HC Deb 12 February 2002 vol 380 c290W
Mr. Alan Reid

To ask the Secretary of State for Trade and Industry how long UK(a) coal, (b) oil and (c) gas reserves are expected to last. [35608]

Mr. Wilson

In the Coal Authority's evidence to the House of Lords Select Committee on the European Union on 12 November 2001, coal reserves at existing UK mines were assessed in 2001 at around 220 million tonnes, equivalent to about seven years of UK coal production at 2000 production rates. The evidence also said that there was a further known potential of 380 million tonnes and, in addition, currently unaccessed deep mine and opencast resources potentially provide many years of future production at present levels.

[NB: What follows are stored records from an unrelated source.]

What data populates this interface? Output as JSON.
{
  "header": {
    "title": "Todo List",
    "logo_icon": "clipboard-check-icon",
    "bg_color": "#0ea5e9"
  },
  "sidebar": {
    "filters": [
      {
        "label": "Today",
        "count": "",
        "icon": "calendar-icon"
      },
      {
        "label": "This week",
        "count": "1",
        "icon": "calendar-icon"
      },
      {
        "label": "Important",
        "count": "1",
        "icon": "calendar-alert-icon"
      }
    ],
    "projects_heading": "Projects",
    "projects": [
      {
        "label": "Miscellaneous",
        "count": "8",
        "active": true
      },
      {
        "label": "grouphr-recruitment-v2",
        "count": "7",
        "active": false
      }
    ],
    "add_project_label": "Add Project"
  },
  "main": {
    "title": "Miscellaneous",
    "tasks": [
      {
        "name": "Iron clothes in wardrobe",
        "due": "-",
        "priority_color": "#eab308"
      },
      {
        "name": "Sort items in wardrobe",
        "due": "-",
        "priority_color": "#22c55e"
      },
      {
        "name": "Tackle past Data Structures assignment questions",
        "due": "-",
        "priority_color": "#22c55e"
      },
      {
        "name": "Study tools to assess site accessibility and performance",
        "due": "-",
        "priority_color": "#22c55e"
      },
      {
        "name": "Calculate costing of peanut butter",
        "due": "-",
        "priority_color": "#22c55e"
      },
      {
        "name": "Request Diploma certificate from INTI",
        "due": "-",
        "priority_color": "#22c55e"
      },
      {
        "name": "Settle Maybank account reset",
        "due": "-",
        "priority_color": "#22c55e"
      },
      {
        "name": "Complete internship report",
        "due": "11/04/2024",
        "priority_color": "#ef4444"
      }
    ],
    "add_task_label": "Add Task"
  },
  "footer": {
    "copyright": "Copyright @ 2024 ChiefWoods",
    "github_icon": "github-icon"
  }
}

Detailed estimates of oil and gas reserves on the UK continental shelf are given in the Brown Book (Development of UK Oil and Gas Resources 2001). The extent to which these reserves might be produced depends on a number of factors, including prices and costs relative to other oil producing areas. It is therefore difficult to make accurate predictions, but if all the discovered reserves given in the Brown Book were to be developed they represent some 11 years of oil production and 14 years of gas production at rates seen in 2000. If in addition, estimates of as yet undiscovered reserves are also considered, UK oil reserves represent between 13 and 29 years of production and UK gas reserves represent between 17 and 29 years of production, although the upper estimates are unlikely. In practice, production levels will fall and reserves will last longer. Indeed, a Pilot target is to produce 3 Mboed (million barrels of oil equivalent per day) in 2010 against about 4.5 Mboed in 2000.